Pour Lidón, le système BDS (Boycott, Désinvestissement, Sanctions) est un outil fondamental, conçu par les Palestiniens eux-mêmes pour « mettre fin à l'apartheid et au système colonial israélien ». La pression, poursuit-elle, peut prendre la forme de boycotts économiques , sportifs, culturels ou universitaires. « Israël utilise la culture et le sport comme un outil politique pour se normaliser en tant que pays », affirme Lidón, qui insiste sur la nécessité de souligner qu'un athlète, par exemple, n'est pas seulement un athlète, mais représente son État et, dans le cas d'Israël, « a accompli son service militaire obligatoire ».
Donner de l’argent, c’est bien, ça apaise notre conscience et ça aide, mais il est impératif de mettre fin au génocide.
Lidón Soriano, de la plateforme navarraise Yala Nafarroa.
Pour Amnesty International, une autre option est la pression par le biais des signatures. L'organisation lance actuellement une pétition en ligne appelant « Israël à mettre fin au génocide ». À ce jour, elle a recueilli 227 000 signatures sur un objectif de 230 000. Selon Carlos de las Heras, la pétition exige que la communauté internationale prenne des mesures « telles qu'un embargo sur les armes ou une interdiction d'importation de produits provenant des colonies israéliennes illégales en Cisjordanie ». Les signatures, ajoute-t-il, sont régulièrement transmises aux autorités, accompagnées de rapports et de nouvelles recherches. Il reconnaît toutefois que les initiatives concernant la Palestine « n'ont pas eu beaucoup de succès jusqu'à présent ».

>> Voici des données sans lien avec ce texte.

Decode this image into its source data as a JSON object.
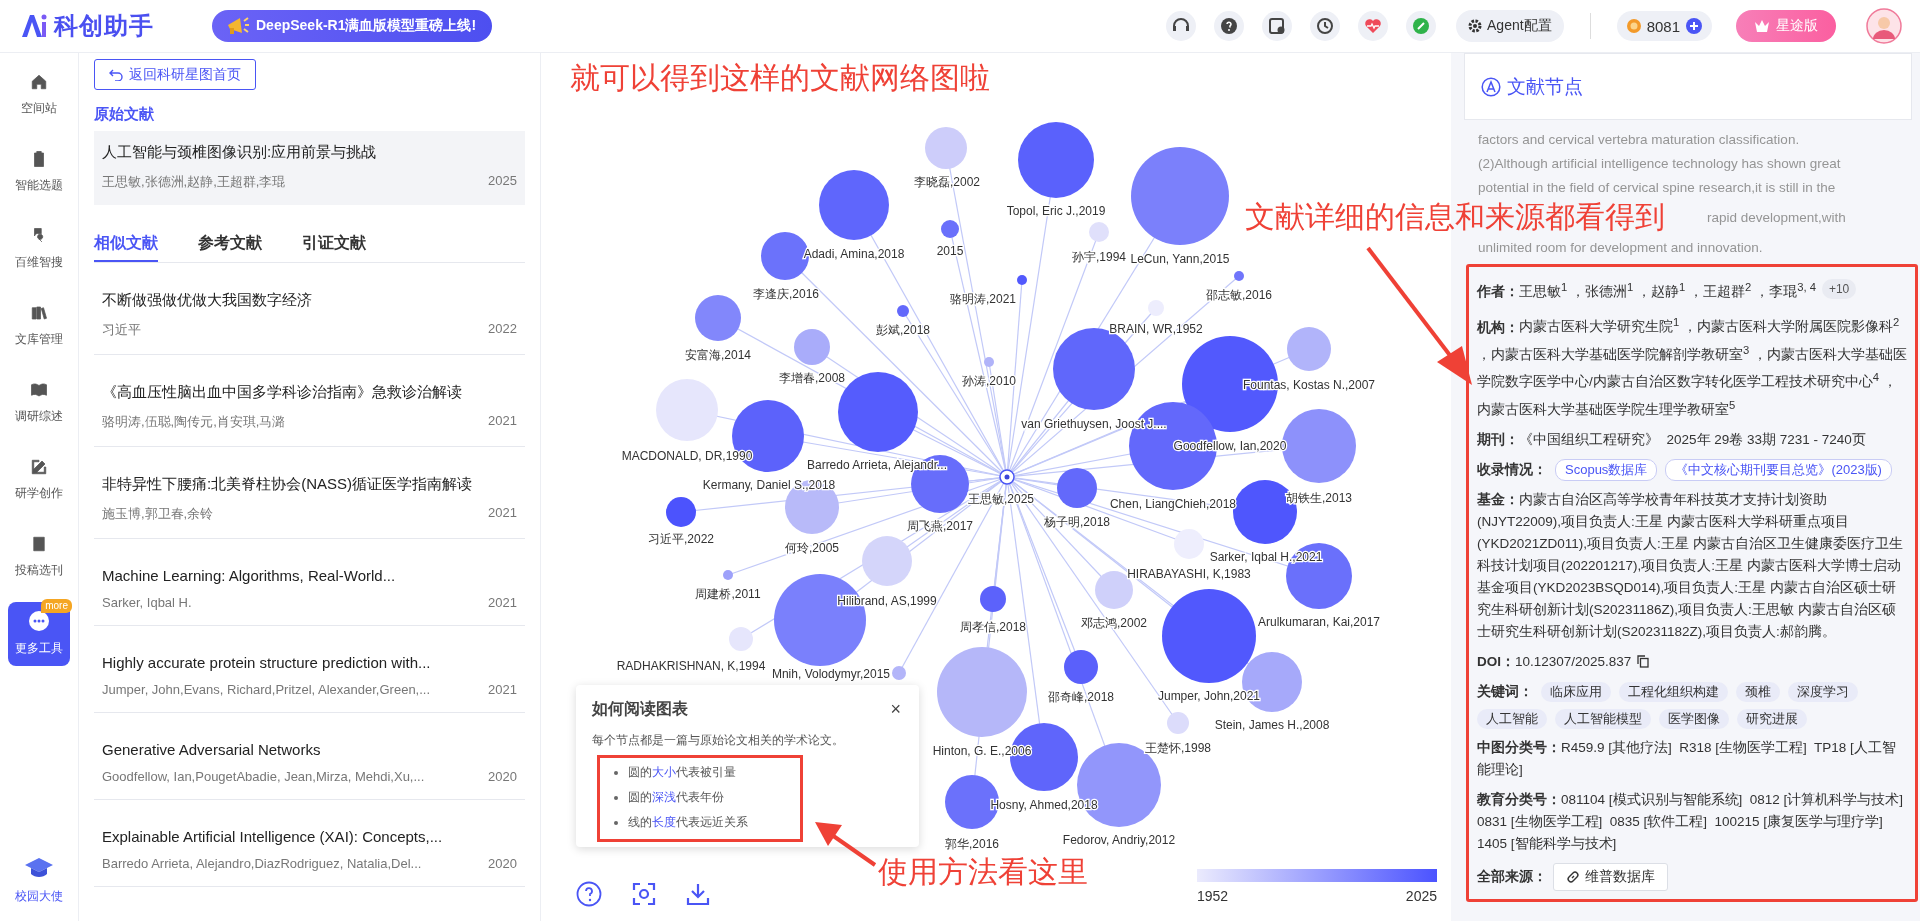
{
  "topbar": {
    "logo_text": "科创助手",
    "banner": "DeepSeek-R1满血版模型重磅上线!",
    "agent_button": "Agent配置",
    "coins": "8081",
    "plan_button": "星途版"
  },
  "rail": {
    "items": [
      {
        "label": "空间站",
        "selected": false
      },
      {
        "label": "智能选题",
        "selected": false
      },
      {
        "label": "百维智搜",
        "selected": false
      },
      {
        "label": "文库管理",
        "selected": false
      },
      {
        "label": "调研综述",
        "selected": false
      },
      {
        "label": "研学创作",
        "selected": false
      },
      {
        "label": "投稿选刊",
        "selected": false
      },
      {
        "label": "更多工具",
        "selected": true,
        "badge": "more"
      }
    ],
    "bottom_item": "校园大使"
  },
  "list_panel": {
    "back_button": "返回科研星图首页",
    "original_heading": "原始文献",
    "original": {
      "title": "人工智能与颈椎图像识别:应用前景与挑战",
      "authors": "王思敏,张德洲,赵静,王超群,李琨",
      "year": "2025"
    },
    "tabs": [
      {
        "label": "相似文献",
        "selected": true
      },
      {
        "label": "参考文献",
        "selected": false
      },
      {
        "label": "引证文献",
        "selected": false
      }
    ],
    "items": [
      {
        "title": "不断做强做优做大我国数字经济",
        "authors": "习近平",
        "year": "2022"
      },
      {
        "title": "《高血压性脑出血中国多学科诊治指南》急救诊治解读",
        "authors": "骆明涛,伍聪,陶传元,肖安琪,马潞",
        "year": "2021"
      },
      {
        "title": "非特异性下腰痛:北美脊柱协会(NASS)循证医学指南解读",
        "authors": "施玉博,郭卫春,余铃",
        "year": "2021"
      },
      {
        "title": "Machine Learning: Algorithms, Real-World...",
        "authors": "Sarker, Iqbal H.",
        "year": "2021"
      },
      {
        "title": "Highly accurate protein structure prediction with...",
        "authors": "Jumper, John,Evans, Richard,Pritzel, Alexander,Green,...",
        "year": "2021"
      },
      {
        "title": "Generative Adversarial Networks",
        "authors": "Goodfellow, Ian,PougetAbadie, Jean,Mirza, Mehdi,Xu,...",
        "year": "2020"
      },
      {
        "title": "Explainable Artificial Intelligence (XAI): Concepts,...",
        "authors": "Barredo Arrieta, Alejandro,DiazRodriguez, Natalia,Del...",
        "year": "2020"
      }
    ]
  },
  "graph": {
    "center": {
      "label": "王思敏,2025"
    },
    "nodes": [
      {
        "label": "李晓磊,2002",
        "color": "#cdcdfa"
      },
      {
        "label": "Adadi, Amina,2018",
        "color": "#5f66fc"
      },
      {
        "label": "李逢庆,2016",
        "color": "#6b72fb"
      },
      {
        "label": "2015",
        "color": "#6a70fb"
      },
      {
        "label": "Topol, Eric J.,2019",
        "color": "#5a61fc"
      },
      {
        "label": "孙宇,1994",
        "color": "#e0e0fb"
      },
      {
        "label": "LeCun, Yann,2015",
        "color": "#7b80fb"
      },
      {
        "label": "骆明涛,2021",
        "color": "#5259fd"
      },
      {
        "label": "邵志敏,2016",
        "color": "#7075fb"
      },
      {
        "label": "彭斌,2018",
        "color": "#6268fb"
      },
      {
        "label": "BRAIN, WR,1952",
        "color": "#ededfd"
      },
      {
        "label": "安富海,2014",
        "color": "#8287fb"
      },
      {
        "label": "李增春,2008",
        "color": "#a9acfa"
      },
      {
        "label": "孙涛,2010",
        "color": "#b0b3f9"
      },
      {
        "label": "Barredo Arrieta, Alejandr...",
        "color": "#555cfd"
      },
      {
        "label": "van Griethuysen, Joost J....",
        "color": "#6067fb"
      },
      {
        "color": "#b1b4fa"
      },
      {
        "label": "Fountas, Kostas N.,2007",
        "color": "#5259fd"
      },
      {
        "label": "MACDONALD, DR,1990",
        "color": "#e6e6fc"
      },
      {
        "label": "Kermany, Daniel S.,2018",
        "color": "#5c62fb"
      },
      {
        "label": "Goodfellow, Ian,2020",
        "color": "#6368fb"
      },
      {
        "label": "胡铁生,2013",
        "color": "#8d91fb"
      },
      {
        "label": "习近平,2022",
        "color": "#4c53fd"
      },
      {
        "label": "何玲,2005",
        "color": "#b8baf9"
      },
      {
        "label": "周飞燕,2017",
        "color": "#676dfb"
      },
      {
        "label": "杨子明,2018",
        "color": "#6369fb"
      },
      {
        "label": "Chen, LiangChieh,2018",
        "color": "#4f56fd"
      },
      {
        "label": "HIRABAYASHI, K,1983",
        "color": "#eeeefd"
      },
      {
        "label": "Sarker, Iqbal H.,2021"
      },
      {
        "label": "邓志鸿,2002",
        "color": "#cfd0fa"
      },
      {
        "label": "Arulkumaran, Kai,2017",
        "color": "#6a70fb"
      },
      {
        "label": "周建桥,2011",
        "color": "#9ea1fa"
      },
      {
        "color": "#d4d5fa"
      },
      {
        "label": "Hilibrand, AS,1999",
        "color": "#7a80fc"
      },
      {
        "label": "周孝信,2018",
        "color": "#5c62fb"
      },
      {
        "label": "邵奇峰,2018",
        "color": "#5a60fb"
      },
      {
        "label": "Jumper, John,2021",
        "color": "#5158fd"
      },
      {
        "label": "Stein, James H.,2008",
        "color": "#a6a9fa"
      },
      {
        "label": "RADHAKRISHNAN, K,1994",
        "color": "#e6e6fc"
      },
      {
        "label": "Mnih, Volodymyr,2015",
        "color": "#b3b5f9"
      },
      {
        "label": "Hinton, G. E.,2006",
        "color": "#b5b7f9"
      },
      {
        "label": "王楚怀,1998",
        "color": "#dcdcfb"
      },
      {
        "label": "Hosny, Ahmed,2018",
        "color": "#5f65fb"
      },
      {
        "label": "郭华,2016",
        "color": "#6b71fb"
      },
      {
        "label": "Fedorov, Andriy,2012",
        "color": "#9296fb"
      }
    ],
    "help": {
      "title": "如何阅读图表",
      "close": "×",
      "intro": "每个节点都是一篇与原始论文相关的学术论文。",
      "bullets": [
        {
          "before": "圆的",
          "highlight": "大小",
          "after": "代表被引量"
        },
        {
          "before": "圆的",
          "highlight": "深浅",
          "after": "代表年份"
        },
        {
          "before": "线的",
          "highlight": "长度",
          "after": "代表远近关系"
        }
      ]
    },
    "legend": {
      "min": "1952",
      "max": "2025"
    }
  },
  "detail": {
    "header": "文献节点",
    "abstract_lines": [
      "factors and cervical vertebra maturation classification.",
      "(2)Although artificial intelligence technology has shown great",
      "potential in the field of cervical spine research,it is still in the",
      "rapid development,with",
      "unlimited room for development and innovation."
    ],
    "fields": [
      {
        "kind": "text",
        "label": "作者：",
        "value": "王思敏$^{1}$ ，张德洲$^{1}$ ，赵静$^{1}$ ，王超群$^{2}$ ，李琨$^{3, 4}$",
        "badge": "+10"
      },
      {
        "kind": "text",
        "label": "机构：",
        "value": "内蒙古医科大学研究生院$^{1}$ ，内蒙古医科大学附属医院影像科$^{2}$ ，内蒙古医科大学基础医学院解剖学教研室$^{3}$ ，内蒙古医科大学基础医学院数字医学中心/内蒙古自治区数字转化医学工程技术研究中心$^{4}$ ，内蒙古医科大学基础医学院生理学教研室$^{5}$"
      },
      {
        "kind": "text",
        "label": "期刊：",
        "value": "《中国组织工程研究》  2025年 29卷 33期 7231 - 7240页"
      },
      {
        "kind": "outline_tags",
        "label": "收录情况：",
        "tags": [
          "Scopus数据库",
          "《中文核心期刊要目总览》(2023版)"
        ]
      },
      {
        "kind": "text",
        "label": "基金：",
        "value": "内蒙古自治区高等学校青年科技英才支持计划资助(NJYT22009),项目负责人:王星 内蒙古医科大学科研重点项目(YKD2021ZD011),项目负责人:王星 内蒙古自治区卫生健康委医疗卫生科技计划项目(202201217),项目负责人:王星 内蒙古医科大学博士启动基金项目(YKD2023BSQD014),项目负责人:王星 内蒙古自治区硕士研究生科研创新计划(S20231186Z),项目负责人:王思敏 内蒙古自治区硕士研究生科研创新计划(S20231182Z),项目负责人:郝韵腾。"
      },
      {
        "kind": "copy",
        "label": "DOI：",
        "value": "10.12307/2025.837"
      },
      {
        "kind": "tags",
        "label": "关键词：",
        "tags": [
          "临床应用",
          "工程化组织构建",
          "颈椎",
          "深度学习",
          "人工智能",
          "人工智能模型",
          "医学图像",
          "研究进展"
        ]
      },
      {
        "kind": "text",
        "label": "中图分类号：",
        "value": "R459.9 [其他疗法]  R318 [生物医学工程]  TP18 [人工智能理论]"
      },
      {
        "kind": "text",
        "label": "教育分类号：",
        "value": "081104 [模式识别与智能系统]  0812 [计算机科学与技术]  0831 [生物医学工程]  0835 [软件工程]  100215 [康复医学与理疗学]  1405 [智能科学与技术]"
      },
      {
        "kind": "link",
        "label": "全部来源：",
        "button": "维普数据库"
      }
    ]
  },
  "annotations": [
    "就可以得到这样的文献网络图啦",
    "文献详细的信息和来源都看得到",
    "使用方法看这里"
  ]
}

Pour la directrice de MSF-Espagne, l'essentiel est que les citoyens continuent de trouver des moyens d'aider les civils palestiniens, quelles que soient les barrières idéologiques. « Certains peuvent faire un don à une organisation, d'autres peuvent se rendre à Gaza pour travailler, d'autres encore peuvent écrire un article, d'autres encore peuvent participer à une manifestation. Chacun doit trouver sa propre façon de s'intégrer à cette communauté, et tous sont légitimes », conclut-elle.